Martine: For better or for worse we didn’t have many expectations. This freed us up to explore the people, products and ideas that excited us. Keeping the place open was more of a burden than we thought it would be. I don’t think many of our customers realize how much time we spent at Golden Age.
Marco: Our aesthetic ended up attracting a lot of designers, and that’s something I didn’t anticipate but very much enjoyed.
Is it difficult to sell an art book?
Marco: It can be difficult or easy depending on where you are and how interested your visitors are. I know it’s easy to sell a Willem de Kooning catalogue at MoMA following a retrospective and I know it’s comparatively harder to sell an obscure theory publication to a passive visitor who’s not interested in what they’ve never heard of. In general there are much easier ways to make money but then there are some things you do that are not for money.

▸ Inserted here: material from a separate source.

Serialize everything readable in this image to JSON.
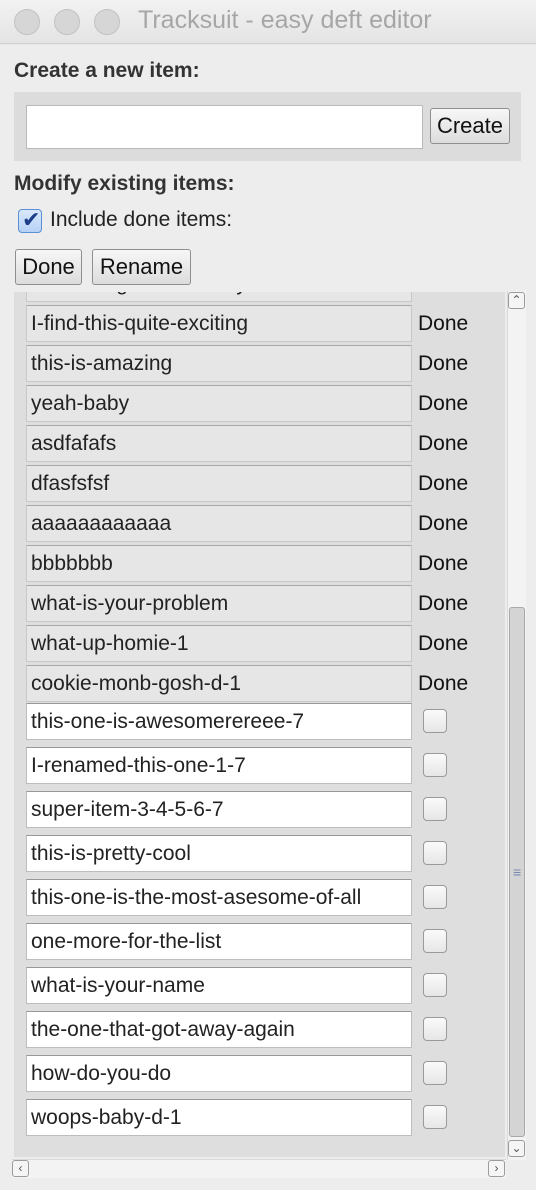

Martine: It’s easy if you listen to your customers.
What are you going to do next?
Martine: Since I finished my book (http://futureplanandprogram.com/martine-syms/) in May, I’ve been doing pre-production for a documentary about American TV culture that I’m directing with photographer/filmmaker David Robert Elliott. We start production early next year and I’m very excited about the project. Next year I’m starting Dominica, a publishing company that will focus on critical texts from artists/writers/designers/thinkers. It will be a continuation of the work I started at Golden Age.
Marco: I’ve done product design for a few years and I’ll have a collection of housewares being produced by a company in Southern California. I’m also participating in a group show in Los Angeles in January, so I’m back in the studio working on that.